We decided to head back to the Micklegate area via the Museum Gardens and then along the citywalls. We came across the Multangular Tower believed to have been built during the reign of the Emperor Septimius Severus, who was in York between 209 and 211 and almost immediately after the exquisitely small York Observatory dating back to 1831.
The city of York had established an important role in the astronomical world then when two leading astronomers were based in the city, one of them being Edward Pigott, the first Englishman to have a comet named after him. This Observatory had a rotating roof and its 1850 telescope was built by Thomas Cooke, who later made the largest telescope in the world.
We proceeded towards the Yorkshire Museum, which we decided not to visit having chosen the Art Galery instead.
Fairly close by we came across the remains of St. Mary's Abbey, whose foundation dates to 1080 and is believed to have been the largest and wealthiest of all the Benedictine institutions in Northern England.

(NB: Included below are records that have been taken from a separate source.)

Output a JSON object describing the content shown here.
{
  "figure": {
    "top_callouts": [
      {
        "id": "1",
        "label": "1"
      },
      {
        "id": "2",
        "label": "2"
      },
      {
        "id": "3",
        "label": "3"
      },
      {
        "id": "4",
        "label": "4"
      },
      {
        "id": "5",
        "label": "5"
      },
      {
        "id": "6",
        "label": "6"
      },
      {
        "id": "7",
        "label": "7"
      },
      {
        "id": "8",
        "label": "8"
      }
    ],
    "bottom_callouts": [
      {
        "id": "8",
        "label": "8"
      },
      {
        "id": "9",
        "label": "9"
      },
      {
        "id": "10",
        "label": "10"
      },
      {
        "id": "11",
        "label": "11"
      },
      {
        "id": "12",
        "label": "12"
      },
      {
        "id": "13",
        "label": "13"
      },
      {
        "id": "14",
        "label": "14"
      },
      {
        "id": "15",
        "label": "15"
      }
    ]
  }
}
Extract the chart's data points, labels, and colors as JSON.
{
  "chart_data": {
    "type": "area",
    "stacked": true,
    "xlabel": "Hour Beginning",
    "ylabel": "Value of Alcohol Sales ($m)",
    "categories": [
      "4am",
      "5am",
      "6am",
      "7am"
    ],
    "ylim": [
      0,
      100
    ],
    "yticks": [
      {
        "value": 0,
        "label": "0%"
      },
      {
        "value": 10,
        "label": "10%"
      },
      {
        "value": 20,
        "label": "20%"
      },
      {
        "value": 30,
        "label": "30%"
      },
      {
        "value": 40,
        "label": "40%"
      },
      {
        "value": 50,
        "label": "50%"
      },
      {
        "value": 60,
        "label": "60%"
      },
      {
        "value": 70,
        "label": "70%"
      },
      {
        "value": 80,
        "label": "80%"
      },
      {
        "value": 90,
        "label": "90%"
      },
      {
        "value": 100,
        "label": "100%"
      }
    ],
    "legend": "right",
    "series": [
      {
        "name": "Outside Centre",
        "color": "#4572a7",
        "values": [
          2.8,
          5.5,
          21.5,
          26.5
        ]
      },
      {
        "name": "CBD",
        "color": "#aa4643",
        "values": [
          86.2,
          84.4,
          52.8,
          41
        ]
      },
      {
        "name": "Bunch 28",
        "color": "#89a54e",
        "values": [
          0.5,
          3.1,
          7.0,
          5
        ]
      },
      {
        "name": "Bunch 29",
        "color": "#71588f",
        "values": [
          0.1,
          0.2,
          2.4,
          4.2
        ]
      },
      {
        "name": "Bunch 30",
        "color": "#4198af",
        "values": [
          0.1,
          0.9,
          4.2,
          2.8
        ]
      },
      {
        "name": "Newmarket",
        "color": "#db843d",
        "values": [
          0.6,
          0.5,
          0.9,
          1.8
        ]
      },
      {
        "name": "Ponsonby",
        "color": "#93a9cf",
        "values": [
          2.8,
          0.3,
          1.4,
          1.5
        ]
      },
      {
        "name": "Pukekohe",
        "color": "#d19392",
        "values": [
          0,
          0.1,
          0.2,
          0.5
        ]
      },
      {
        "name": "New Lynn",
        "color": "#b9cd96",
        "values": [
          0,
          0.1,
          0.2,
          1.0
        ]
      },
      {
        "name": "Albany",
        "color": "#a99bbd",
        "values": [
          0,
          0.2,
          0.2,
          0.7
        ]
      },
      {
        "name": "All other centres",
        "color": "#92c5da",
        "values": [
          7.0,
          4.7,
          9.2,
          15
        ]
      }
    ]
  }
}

We soon reached the river bank of the Ouse, which we walked along for a while before steping onto the "circuit" of the city walls next to the Lendal bridge heading towards the Micklegate.
The walk along these city walls was particularly interesting because it sort of changed the perspective of the city providing us with an aaerial view. I was in a bad state (my feet had blisters alll over them) by the time we reached the train station and the Micklegate areas, but I was determined not to let those affect my trip and certainly not my reunion with my daughter.